W najbliższą środę 14 grudnia mieszkańcy Dąbrów ponownie wybierać będą sołtysa. Tak jednogłośnie zadecydowali radni gminy Rozogi. Dotychczasowy sołtys Czesław Lis obwiniany jest o skłócenie wsi i działania zmierzające do oderwania jej od powiatu szczycieńskiego.

Zweryfikują Lisa

W środę 7 grudnia w Rozogach dokończono rozpoczętą tydzień wcześniej sesję Rady Gminy. Przerwano ją, ze względu na nieobecność sołtysa Dąbrów Czesława Lisa, którego dotyczył główny punkt obrad.
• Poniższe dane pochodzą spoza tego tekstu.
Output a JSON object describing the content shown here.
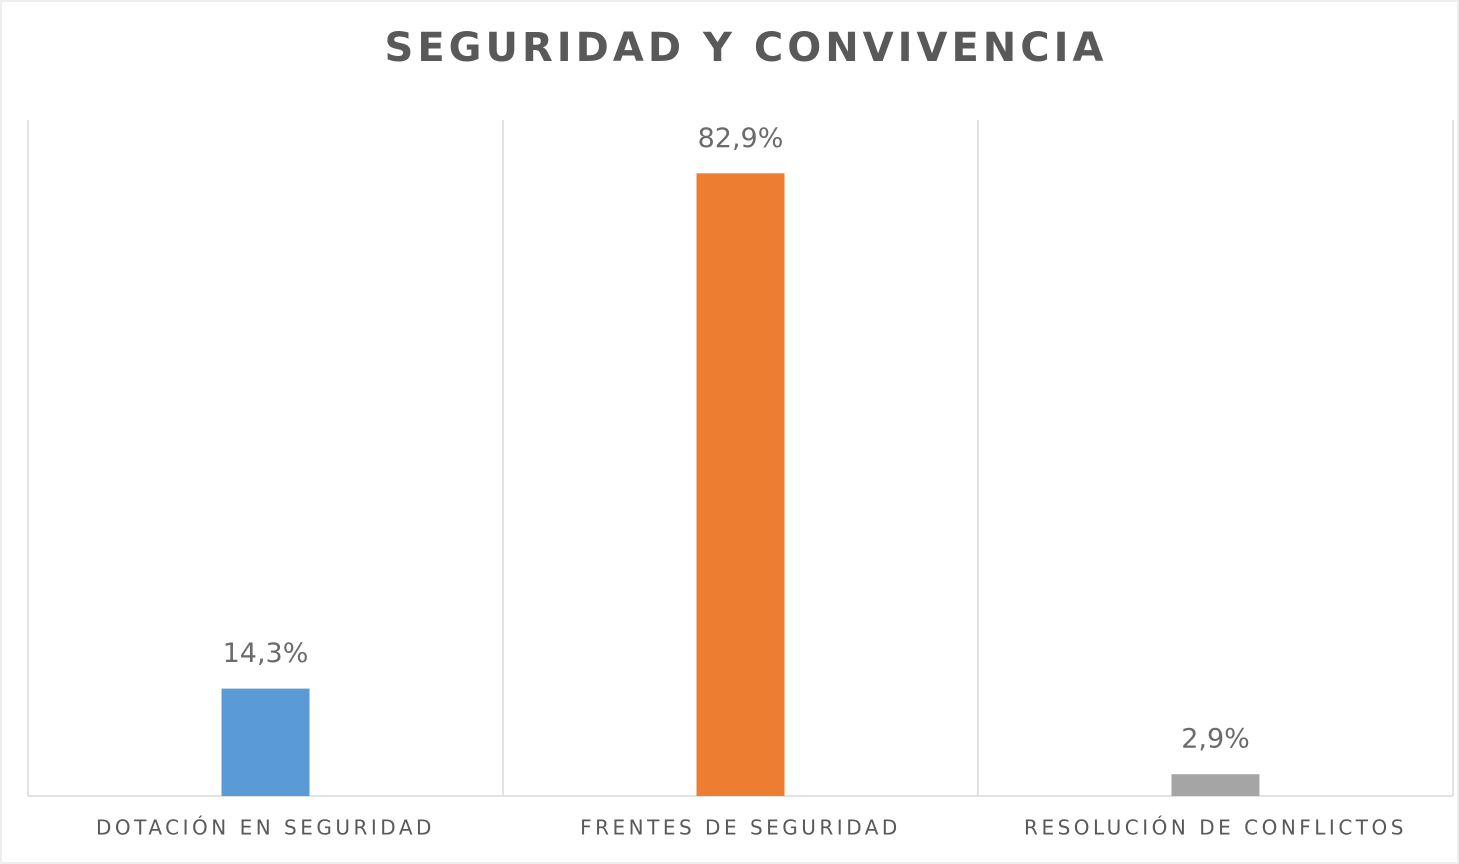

Do rady wpłynęło pismo podpisane przez 102 mieszkańców Dąbrów, którzy domagają się odwołania Lisa, obwiniając go o skłócenie wsi, poprzez agitowanie za odłączeniem jej od gminy Rozogi i przyłączeniem do Myszyńca. Przeprowadzone miesiąc temu konsultacje w tej sprawie zakończyły się porażką inicjatorów pomysłu. We wsi pozostały jednak podziały, za co część jej mieszkańców obwinia Lisa, żądając jego odwołania. Uważają, że dalsze pełnienie przez niego funkcji spowoduje całkowitą dezintegrację lokalnej społeczności.

Tym razem sołtys był już obecny i radni mogli zająć stanowisko w sprawie wniosku mieszkańców Dąbrów. Zanim do tego doszło, Czesław Lis odniósł się do przedstawionych mu zarzutów, uznając je za "niemające pokrycia".

Zaprzeczał, że to on agitował za przyłączeniem Dąbrów do Myszyńca. Za tym, jak mówił, opowiadał się powołany kilka lat temu komitet, którego on był tylko zwykłym członkiem. Za krzywdzące uznał zarzuty, że przyczynił się do podziału wsi i arogancko odnosi się do jej mieszkańców.

- Komuś innemu zależy na tym, aby tę wioskę dzielić - mówił sołtys. - Nie będę wskazywał palcem, ale ta osoba znajduje się na tej sali.

Lis zapewniał, że większość mieszkańców wsi jest za nim, chociaż, jak przyznawał, inaczej niż on głosowali podczas konsultacji.

Te argumenty radnych nie przekonały. Jednogłośnie zarządzili oni nowe wybory sołtysa Dąbrów, ustalając datę na 14 grudnia.

Wśród głosujących za takim rozwiązaniem była przewodnicząca rady Teresa Samsel, która wcześniej w wypowiedzi dla "Kurka" opowiadała się za pozostawieniem Lisa na stanowisku sołtysa.

- Zmieniłam zdanie, bo moi wyborcy mieli do mnie pretensje za tę wypowiedź - usłyszeliśmy od przewodniczącej.

DRUGA BIAŁORUŚ

Czesław Lis jest zbulwersowany decyzją radnych. Tuż przed sesją do rady trafiło pismo w jego obronie, podpisane przez 278 mieszkańców Dąbrów.

"Podczas kadencji nie było na niego żadnych skarg. Jest na każde nasze żądanie, służy radą i pomocą dla wszystkich bez wyjątku. Nigdy się na nim nie zawiedliśmy" - można przeczytać w piśmie.

- Co ta rada jest warta, jeżeli nie bierze pod uwagę opinii tak wielu mieszkańców. To łamanie praw człowieka, jak na Białorusi. W jakim kraju my żyjemy? - nie kryje żalu sołtys Lis w rozmowie z "Kurkiem".

Zapewnia nas, że akcja zbierania podpisów w jego obronie wypłynęła z inspiracji mieszkańców Dąbrów. Zapowiada też, że ponownie będzie startował w wyborach na sołtysa wsi.

Uprawnionych do głosowania jest ok. 760 mieszkańców. Aby wybory były ważne, musi wziąć w nich udział co najmniej 40. Śmiało można jednak przyjąć, że frekwencja będzie bardzo wysoka.

Ze względu na duży obszar Dąbrowy podzielone są na dwa sołectwa. Sołtys drugiej części Dąbrów krytycznie odnosi się do decyzji radnych.

- Nasza kadencja niedługo się kończy, po co wybierać sołtysa tylko na rok - dziwi się Sławomir Zyśk.